PRESENT: Hagler, P.J., Brigantti, Perez, JJ.
Per Curiam.
Order (Karen May Bacdayan, J.), dated July 12, 2022, affirmed, without costs.
[1] Civil Court properly dismissed this nonpayment summary proceeding without prejudice to recommencement following the appointment of an executor or administrator of the estate of the deceased tenant. The Housing Stability and Tenant Protection Act of 2019 (HSTPA) (L 2019, ch. 36), amended RPAPL 711(2) to provide, inter alia, that where a tenant dies during the term of the lease, a nonpayment proceeding may be commenced naming the occupants of the apartment "seeking a possessory judgment only as against the estate." However, "[a]n estate is not a legal entity and any action for or against the estate must be by or against the executor or administrator in his or her representative capacity" (Grosso v.

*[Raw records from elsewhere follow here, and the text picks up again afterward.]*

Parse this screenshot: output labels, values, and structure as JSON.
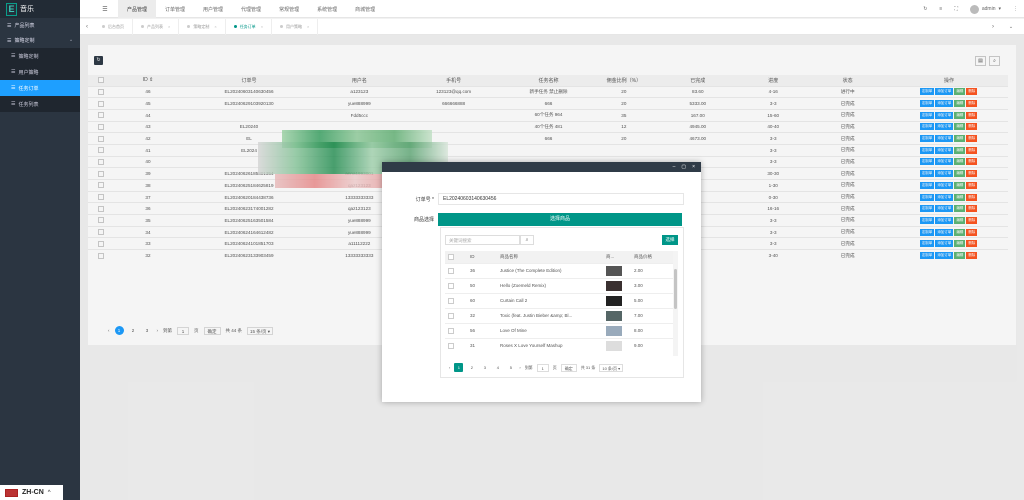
{
  "app": {
    "logo_letter": "E",
    "title": "音乐"
  },
  "sidebar": {
    "items": [
      {
        "label": "产品列表",
        "expanded": false
      },
      {
        "label": "策略定制",
        "expanded": true,
        "children": [
          {
            "label": "策略定制",
            "active": false
          },
          {
            "label": "用户策略",
            "active": false
          },
          {
            "label": "任务订单",
            "active": true
          },
          {
            "label": "任务列表",
            "active": false
          }
        ]
      }
    ]
  },
  "language": {
    "label": "ZH-CN",
    "chevron": "^"
  },
  "topnav": {
    "items": [
      "产品管理",
      "订单管理",
      "用户管理",
      "代理管理",
      "常规管理",
      "系统管理",
      "商城管理"
    ],
    "active": 0,
    "user": "admin"
  },
  "tabs": {
    "items": [
      {
        "label": "后台首页",
        "active": false
      },
      {
        "label": "产品列表",
        "active": false
      },
      {
        "label": "策略定制",
        "active": false
      },
      {
        "label": "任务订单",
        "active": true
      },
      {
        "label": "用户策略",
        "active": false
      }
    ]
  },
  "table": {
    "headers": [
      "ID",
      "订单号",
      "用户名",
      "手机号",
      "任务名称",
      "佣金比例（%）",
      "已完成",
      "进度",
      "状态",
      "操作"
    ],
    "actions": [
      "定制单",
      "添加订单",
      "编辑",
      "删除"
    ],
    "rows": [
      {
        "id": "46",
        "order": "EL20240603140630456",
        "user": "a123123",
        "phone": "123123@qq.com",
        "task": "新手任务 禁止删除",
        "ratio": "20",
        "done": "83.60",
        "progress": "4-16",
        "status": "进行中"
      },
      {
        "id": "45",
        "order": "EL20240629103920130",
        "user": "yue888999",
        "phone": "666666888",
        "task": "666",
        "ratio": "20",
        "done": "5333.00",
        "progress": "3-3",
        "status": "已完成"
      },
      {
        "id": "44",
        "order": "",
        "user": "Fdd5ccc",
        "phone": "",
        "task": "60个任务 964",
        "ratio": "35",
        "done": "167.00",
        "progress": "15-60",
        "status": "已完成"
      },
      {
        "id": "43",
        "order": "EL20240",
        "user": "",
        "phone": "",
        "task": "40个任务 481",
        "ratio": "12",
        "done": "4945.00",
        "progress": "40-40",
        "status": "已完成"
      },
      {
        "id": "42",
        "order": "EL",
        "user": "",
        "phone": "",
        "task": "666",
        "ratio": "20",
        "done": "4673.00",
        "progress": "3-3",
        "status": "已完成"
      },
      {
        "id": "41",
        "order": "EL2024",
        "user": "",
        "phone": "",
        "task": "",
        "ratio": "",
        "done": "",
        "progress": "3-3",
        "status": "已完成"
      },
      {
        "id": "40",
        "order": "",
        "user": "",
        "phone": "",
        "task": "",
        "ratio": "",
        "done": "",
        "progress": "3-3",
        "status": "已完成"
      },
      {
        "id": "39",
        "order": "EL20240626185801354",
        "user": "anna1993001",
        "phone": "",
        "task": "",
        "ratio": "",
        "done": "",
        "progress": "30-30",
        "status": "已完成"
      },
      {
        "id": "38",
        "order": "EL20240625184625819",
        "user": "qaz123123",
        "phone": "",
        "task": "",
        "ratio": "",
        "done": "",
        "progress": "1-30",
        "status": "已完成"
      },
      {
        "id": "37",
        "order": "EL20240620184438736",
        "user": "13333333333",
        "phone": "",
        "task": "",
        "ratio": "",
        "done": "",
        "progress": "0-30",
        "status": "已完成"
      },
      {
        "id": "36",
        "order": "EL20240623174001282",
        "user": "qaz123123",
        "phone": "",
        "task": "",
        "ratio": "",
        "done": "",
        "progress": "16-16",
        "status": "已完成"
      },
      {
        "id": "35",
        "order": "EL20240625163501584",
        "user": "yue888999",
        "phone": "",
        "task": "",
        "ratio": "",
        "done": "",
        "progress": "3-3",
        "status": "已完成"
      },
      {
        "id": "34",
        "order": "EL20240624164612482",
        "user": "yue888999",
        "phone": "",
        "task": "",
        "ratio": "",
        "done": "",
        "progress": "3-3",
        "status": "已完成"
      },
      {
        "id": "33",
        "order": "EL20240624101851703",
        "user": "a11112222",
        "phone": "",
        "task": "",
        "ratio": "",
        "done": "",
        "progress": "3-3",
        "status": "已完成"
      },
      {
        "id": "32",
        "order": "EL20240623133903459",
        "user": "13333333333",
        "phone": "",
        "task": "",
        "ratio": "",
        "done": "",
        "progress": "3-40",
        "status": "已完成"
      }
    ]
  },
  "pager": {
    "pages": [
      "1",
      "2",
      "3"
    ],
    "goto_label": "到第",
    "page_value": "1",
    "page_suffix": "页",
    "confirm": "确定",
    "total": "共 44 条",
    "per_page": "15 条/页"
  },
  "modal": {
    "order_label": "订单号",
    "order_value": "EL20240603140630456",
    "product_label": "商品选择",
    "select_bar": "选择商品",
    "search_placeholder": "关键词搜索",
    "pick_button": "选择",
    "headers": [
      "ID",
      "商品名称",
      "商...",
      "商品价格"
    ],
    "rows": [
      {
        "id": "36",
        "name": "Justice (The Complete Edition)",
        "price": "2.00",
        "thumb": "#555"
      },
      {
        "id": "50",
        "name": "Hello (Zoemeld Remix)",
        "price": "3.00",
        "thumb": "#3a3030"
      },
      {
        "id": "60",
        "name": "Curtain Call 2",
        "price": "5.00",
        "thumb": "#222"
      },
      {
        "id": "32",
        "name": "Toxic (feat. Justin Bieber &amp; Bl...",
        "price": "7.00",
        "thumb": "#566"
      },
      {
        "id": "56",
        "name": "Love Of Mine",
        "price": "8.00",
        "thumb": "#9ab"
      },
      {
        "id": "31",
        "name": "Roses X Love Yourself Mashup",
        "price": "9.00",
        "thumb": "#ddd"
      }
    ],
    "pager": {
      "pages": [
        "1",
        "2",
        "3",
        "4",
        "5"
      ],
      "goto_label": "到第",
      "page_value": "1",
      "page_suffix": "页",
      "confirm": "确定",
      "total": "共 31 条",
      "per_page": "10 条/页"
    }
  },
  "colors": {
    "sidebar": "#2b3541",
    "accent": "#1e9fff",
    "teal": "#009688",
    "green": "#5fb878",
    "red": "#ff5722"
  }
}
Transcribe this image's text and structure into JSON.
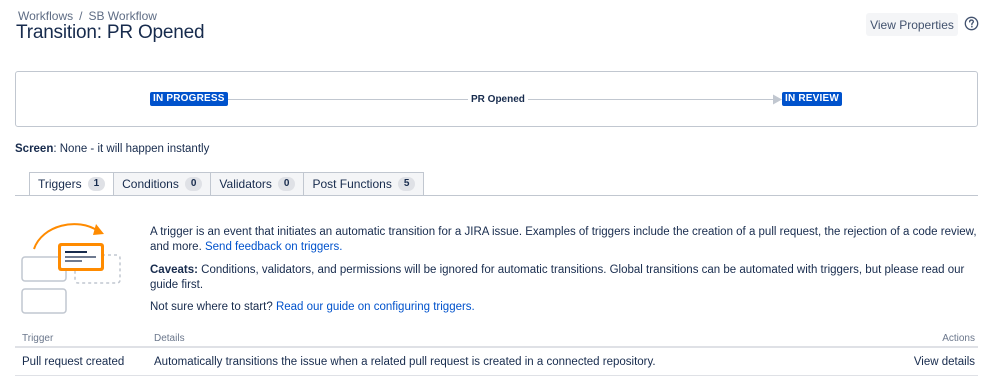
{
  "breadcrumb": {
    "items": [
      "Workflows",
      "SB Workflow"
    ],
    "separator": "/"
  },
  "page": {
    "title": "Transition: PR Opened"
  },
  "header": {
    "view_properties_label": "View Properties",
    "help_icon": "question-circle-icon"
  },
  "diagram": {
    "from_status": "IN PROGRESS",
    "transition": "PR Opened",
    "to_status": "IN REVIEW",
    "status_color": "#0052cc"
  },
  "screen": {
    "label": "Screen",
    "value": ": None - it will happen instantly"
  },
  "tabs": [
    {
      "label": "Triggers",
      "count": "1",
      "active": true
    },
    {
      "label": "Conditions",
      "count": "0",
      "active": false
    },
    {
      "label": "Validators",
      "count": "0",
      "active": false
    },
    {
      "label": "Post Functions",
      "count": "5",
      "active": false
    }
  ],
  "triggers_info": {
    "intro": "A trigger is an event that initiates an automatic transition for a JIRA issue. Examples of triggers include the creation of a pull request, the rejection of a code review, and more.",
    "feedback_link": "Send feedback on triggers.",
    "caveats_label": "Caveats:",
    "caveats_text": "Conditions, validators, and permissions will be ignored for automatic transitions. Global transitions can be automated with triggers, but please read our guide first.",
    "guide_prompt": "Not sure where to start?",
    "guide_link": "Read our guide on configuring triggers."
  },
  "table": {
    "headers": {
      "trigger": "Trigger",
      "details": "Details",
      "actions": "Actions"
    },
    "rows": [
      {
        "trigger": "Pull request created",
        "details": "Automatically transitions the issue when a related pull request is created in a connected repository.",
        "action": "View details"
      }
    ]
  },
  "colors": {
    "accent": "#0052cc",
    "illustration_orange": "#ff8b00",
    "text": "#172b4d"
  }
}
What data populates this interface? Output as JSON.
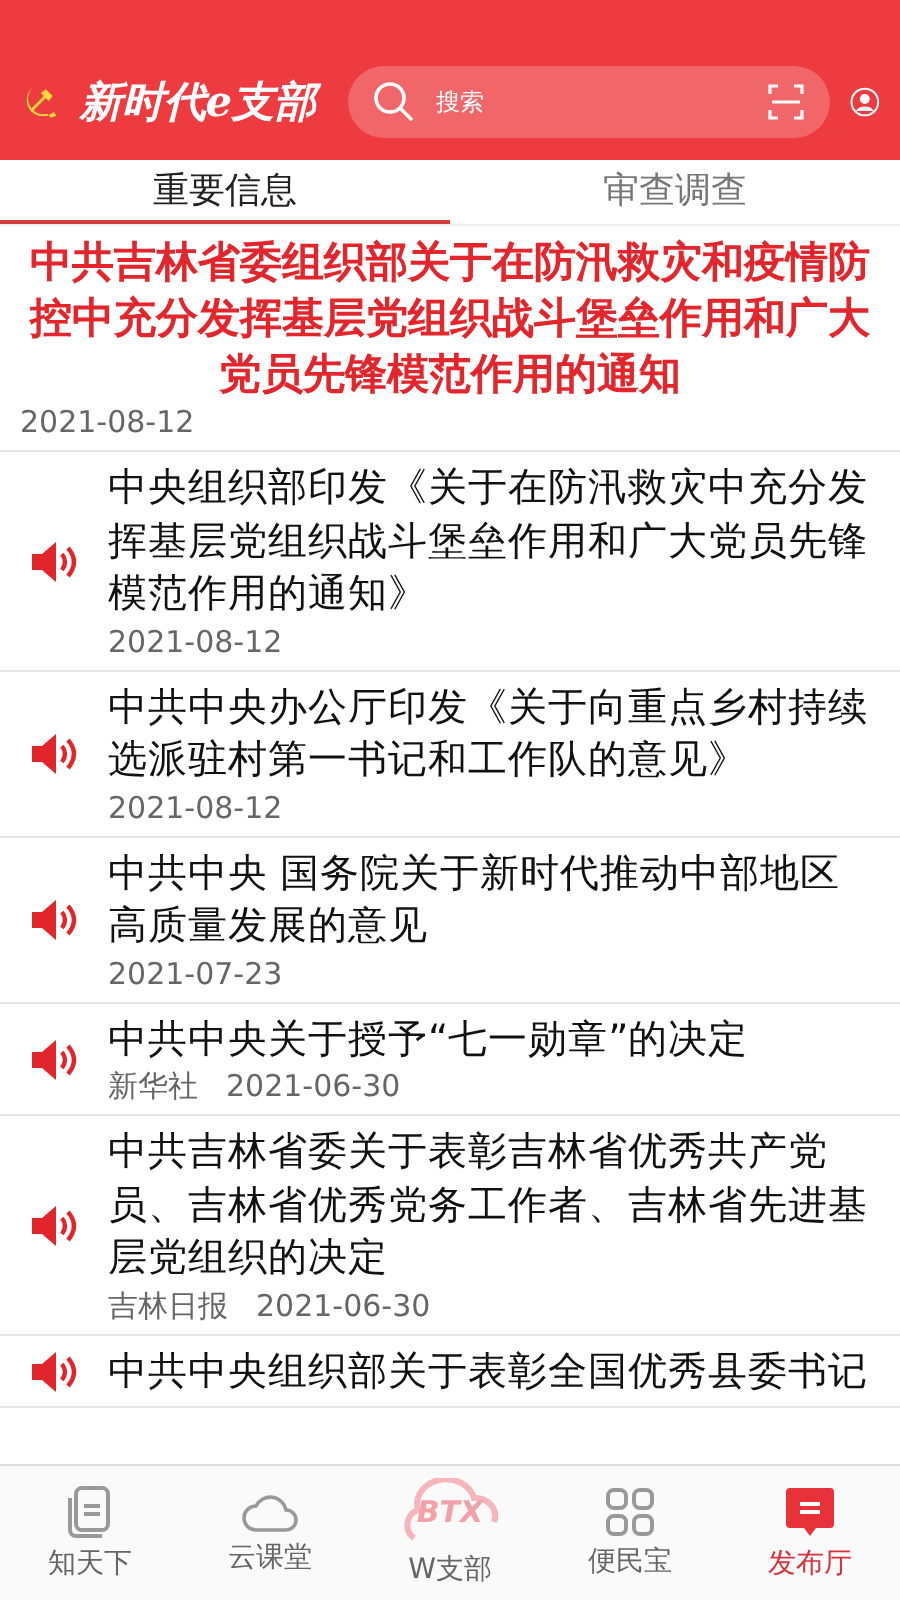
{
  "header": {
    "app_name": "新时代e支部",
    "search": {
      "placeholder": "搜索"
    }
  },
  "tabs": [
    {
      "label": "重要信息",
      "selected": true
    },
    {
      "label": "审查调查",
      "selected": false
    }
  ],
  "featured": {
    "title": "中共吉林省委组织部关于在防汛救灾和疫情防控中充分发挥基层党组织战斗堡垒作用和广大党员先锋模范作用的通知",
    "date": "2021-08-12"
  },
  "articles": [
    {
      "title": "中央组织部印发《关于在防汛救灾中充分发挥基层党组织战斗堡垒作用和广大党员先锋模范作用的通知》",
      "date": "2021-08-12"
    },
    {
      "title": "中共中央办公厅印发《关于向重点乡村持续选派驻村第一书记和工作队的意见》",
      "date": "2021-08-12"
    },
    {
      "title": "中共中央 国务院关于新时代推动中部地区高质量发展的意见",
      "date": "2021-07-23"
    },
    {
      "title": "中共中央关于授予“七一勋章”的决定",
      "source": "新华社",
      "date": "2021-06-30"
    },
    {
      "title": "中共吉林省委关于表彰吉林省优秀共产党员、吉林省优秀党务工作者、吉林省先进基层党组织的决定",
      "source": "吉林日报",
      "date": "2021-06-30"
    },
    {
      "title": "中共中央组织部关于表彰全国优秀县委书记"
    }
  ],
  "nav": [
    {
      "label": "知天下",
      "kind": "doc",
      "selected": false
    },
    {
      "label": "云课堂",
      "kind": "cloud",
      "selected": false
    },
    {
      "label": "W支部",
      "kind": "logo",
      "logo_text": "BTX",
      "selected": false
    },
    {
      "label": "便民宝",
      "kind": "grid",
      "selected": false
    },
    {
      "label": "发布厅",
      "kind": "chat",
      "selected": true
    }
  ]
}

Estate of Gershenson, 33 A.D.3d 587, 822 N.Y.S.2d 150 [2006] [quotation marks and citation omit- ted]; see Extell Belnord LLC v. Uppman, 113 A.D.3d. 1, 12, 976 N.Y.S.2d 22 [2013]; Westway Plaza Assoc, v. Doe, 179 A.D.2d 408, 578 N.Y.S.2d 166 [1992]). Here, it is undisputed that no executor or public administrator has been appointed for the deceased tenant’s estate. Therefore, the petition was properly dismissed.
[2] While the prior version of RPAPL 711(2) expressly permitted a landlord to proceed against the deceased tenant’s estate when, inter alia, "no administrator or executor has been appointed … after three months from the date of death of the tenant," the statute, as amended, no longer contains that language. "The Legislature, by enacting an amendment of a statute changing the language thereof, is deemed to have intended a material change in the law" (McKinney’s Cons Laws of NY, Book 1, Statutes § 193[a]). The fact that the quoted language was not carried over to the new legislative enactment provides strong support for the conclusion that the legislature intended to end the practice of allowing a nonpayment proceeding against a deceased tenant’s estate where no executor or administrator has been appointed (see e.g., Stettine v. County of Suffolk, 66 N.Y.2d 354, 357-358, 497 N.Y.S.2d 329, 488 N.E.2d 75 [1985]; People v. Skinner, 94 A.D.3d 1516, 1519, 943 N.Y.S.2d 338 [2012]).
THIS CONSTITUTES THE DECISION AND ORDER OF THE COURT.